# Coil build...FYI



## Marzuq

so seeing as im at work and have some time in between running scripts i decided to document my coil build findings.

28guage kanthal twisted
7 wraps
2mm ID

below displays the 7 wrap in ugly coil



once the coil is pinched neatly together. note the increase in resistance



with the wick both dry and juiced the resistance remained the same at 0.74 ohm





and just for fun i fired her up



now i have noticed over a short period that the resistance tends to drop. i wonder if the drop will take it back to the first and initial ugly coil reading.

thought this was quite interesting.
apologies if i posted in the wrong forum

Reactions: Like 4


----------



## tetrasect

I don't understand why the resistance goes up when the coil is compressed.

Surely the resistance should come down, since there is now a shorter path and better contact between the posts compared to a straight run of wire...???

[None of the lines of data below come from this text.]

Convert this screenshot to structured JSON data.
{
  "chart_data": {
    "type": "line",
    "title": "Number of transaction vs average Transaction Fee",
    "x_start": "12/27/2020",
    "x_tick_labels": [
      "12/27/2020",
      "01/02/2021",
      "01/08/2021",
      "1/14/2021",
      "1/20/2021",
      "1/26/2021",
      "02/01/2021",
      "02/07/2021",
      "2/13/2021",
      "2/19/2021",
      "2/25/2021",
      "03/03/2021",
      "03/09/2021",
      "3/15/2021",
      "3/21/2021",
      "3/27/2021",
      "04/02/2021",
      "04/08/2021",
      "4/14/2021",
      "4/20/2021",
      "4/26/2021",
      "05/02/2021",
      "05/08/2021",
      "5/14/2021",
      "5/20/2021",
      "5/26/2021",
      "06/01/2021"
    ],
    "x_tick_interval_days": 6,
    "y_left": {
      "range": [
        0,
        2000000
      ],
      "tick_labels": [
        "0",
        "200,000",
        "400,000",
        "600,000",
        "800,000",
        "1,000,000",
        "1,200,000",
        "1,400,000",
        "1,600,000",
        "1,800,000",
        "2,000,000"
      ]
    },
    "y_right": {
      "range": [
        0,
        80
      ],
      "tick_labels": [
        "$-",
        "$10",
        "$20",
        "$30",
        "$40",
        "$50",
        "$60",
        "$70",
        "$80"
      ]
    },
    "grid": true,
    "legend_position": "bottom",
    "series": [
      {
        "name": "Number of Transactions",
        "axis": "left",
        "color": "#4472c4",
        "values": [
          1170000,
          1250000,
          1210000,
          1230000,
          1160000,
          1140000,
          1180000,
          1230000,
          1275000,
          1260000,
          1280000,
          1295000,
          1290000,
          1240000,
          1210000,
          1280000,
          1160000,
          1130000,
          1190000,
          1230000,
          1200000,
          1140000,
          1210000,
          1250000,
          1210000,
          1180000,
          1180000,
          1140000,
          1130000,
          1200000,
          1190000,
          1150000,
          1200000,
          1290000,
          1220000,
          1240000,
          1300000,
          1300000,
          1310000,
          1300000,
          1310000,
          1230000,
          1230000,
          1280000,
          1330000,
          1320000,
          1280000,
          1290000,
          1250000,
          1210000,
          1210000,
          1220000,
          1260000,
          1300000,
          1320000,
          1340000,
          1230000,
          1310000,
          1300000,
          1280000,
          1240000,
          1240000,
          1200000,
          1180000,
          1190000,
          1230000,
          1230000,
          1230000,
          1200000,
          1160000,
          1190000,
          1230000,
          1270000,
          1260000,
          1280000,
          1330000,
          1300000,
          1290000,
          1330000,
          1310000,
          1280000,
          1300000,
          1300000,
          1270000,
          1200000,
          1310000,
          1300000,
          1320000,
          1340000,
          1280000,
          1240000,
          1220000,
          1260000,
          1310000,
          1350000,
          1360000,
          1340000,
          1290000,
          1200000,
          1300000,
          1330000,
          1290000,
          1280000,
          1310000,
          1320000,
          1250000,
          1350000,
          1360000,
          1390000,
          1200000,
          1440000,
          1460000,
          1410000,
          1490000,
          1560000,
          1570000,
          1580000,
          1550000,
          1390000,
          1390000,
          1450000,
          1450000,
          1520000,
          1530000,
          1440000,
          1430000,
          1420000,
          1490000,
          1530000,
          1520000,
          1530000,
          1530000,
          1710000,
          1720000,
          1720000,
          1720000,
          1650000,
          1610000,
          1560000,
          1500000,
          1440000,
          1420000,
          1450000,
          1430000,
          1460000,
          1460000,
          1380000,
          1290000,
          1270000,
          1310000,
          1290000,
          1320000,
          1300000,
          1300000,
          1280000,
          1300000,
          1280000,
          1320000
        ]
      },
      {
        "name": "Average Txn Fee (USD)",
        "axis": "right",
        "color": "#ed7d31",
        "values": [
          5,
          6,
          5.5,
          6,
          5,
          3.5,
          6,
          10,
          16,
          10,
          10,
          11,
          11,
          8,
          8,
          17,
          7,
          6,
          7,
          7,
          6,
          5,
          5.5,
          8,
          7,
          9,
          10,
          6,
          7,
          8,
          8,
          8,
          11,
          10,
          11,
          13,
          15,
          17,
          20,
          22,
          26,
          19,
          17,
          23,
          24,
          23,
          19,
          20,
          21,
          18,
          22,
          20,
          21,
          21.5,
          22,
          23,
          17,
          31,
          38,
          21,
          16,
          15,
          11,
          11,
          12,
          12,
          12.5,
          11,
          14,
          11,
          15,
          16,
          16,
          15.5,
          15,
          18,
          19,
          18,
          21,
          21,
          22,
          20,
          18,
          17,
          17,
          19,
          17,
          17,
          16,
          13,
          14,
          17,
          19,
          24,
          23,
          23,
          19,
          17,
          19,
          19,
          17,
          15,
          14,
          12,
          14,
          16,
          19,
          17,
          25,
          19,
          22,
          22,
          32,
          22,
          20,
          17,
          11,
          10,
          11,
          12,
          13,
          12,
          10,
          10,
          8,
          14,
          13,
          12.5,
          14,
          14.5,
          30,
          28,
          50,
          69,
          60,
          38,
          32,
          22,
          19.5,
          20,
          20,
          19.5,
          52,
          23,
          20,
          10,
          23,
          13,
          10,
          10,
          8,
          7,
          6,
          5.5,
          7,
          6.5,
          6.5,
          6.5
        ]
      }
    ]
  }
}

Anyone have an explanation?


----------



## Marzuq

tetrasect said:


> I don't understand why the resistance goes up when the coil is compressed.
> 
> Surely the resistance should come down, since there is now a shorter path and better contact between the posts compared to a straight run of wire...???
> 
> Anyone have an explanation?


 
i would have thought a small drop once squeezed together

also as a side note the ugly coil lights up faster


----------



## tetrasect

I guess the reason the resistance drops after some use is due to the coil uncompressing itself. A thicker wire might prevent that...


----------



## Marzuq

tetrasect said:


> I guess the reason the resistance drops after some use is due to the coil uncompressing itself. A thicker wire might prevent that...


 
ive not seen any of my coils decompress itself over time. with that i also change my rayon wick coils every second day and if i use cotton wicks once a day .

maybe @johan can shed some light on the matter?


----------